Personal information
- Born: 22 February 1996 (age 30) Chicago, Illinois, U.S.
- Listed height: 6 ft 4 in (1.93 m)
- Listed weight: 185 lb (84 kg)

Career information
- High school: Orr Academy (Chicago, Illinois)
- College: Indian Hills Community College (2014-2015); Odessa (2015–2016); Wyoming (2016–2018);
- NBA draft: 2018: undrafted
- Playing career: 2018–2020
- Position: Shooting guard / point guard

Career history
- 2018–2019: Champagne Châlons-Reims
- 2020: Ostioneros de Guaymas

Career highlights
- CBI champion (2017);

= Louis Adams (basketball, born 1996) =

American basketball player (born 1996)

Louis Keyshaun Adams Jr. (born 22 February 1996) is an American basketball player for Ostioneros de Guaymas of the Mexican Circuito de Baloncesto de la Costa del Pacífico (CIBACOPA).

==Early life==
Adams played basketball for his father, Louis Adams Sr, at Orr Academy High School.

==College career==
In July 2016, Adams signed a letter of intent to play basketball for the University of Wyoming after transferring from Odessa College.
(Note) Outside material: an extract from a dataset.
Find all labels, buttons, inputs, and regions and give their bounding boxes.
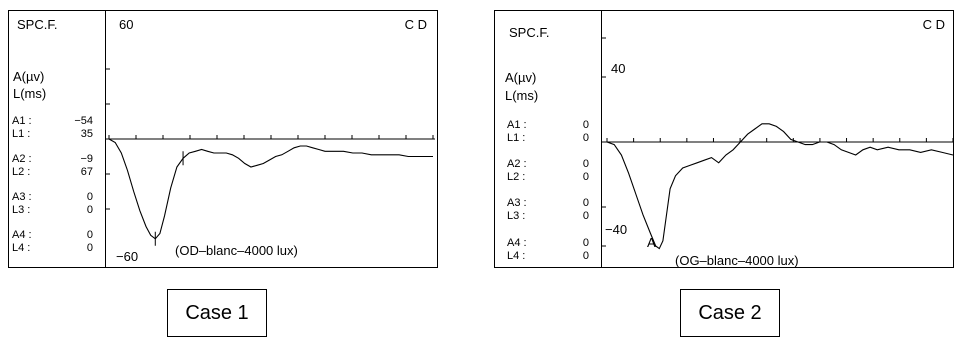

He had a 31-point performance against New Mexico as a senior after missing two games with an ankle injury. As a senior, he averaged 9.7 points per game while shooting 42% from the three-point line.

==Professional career==
On August 10, 2018, he signed with Champagne Châlons-Reims of the French side. He played there during the 2018–19 Pro A season.

In March 2020, Adams signed with Ostioneros de Guaymas in Mexico.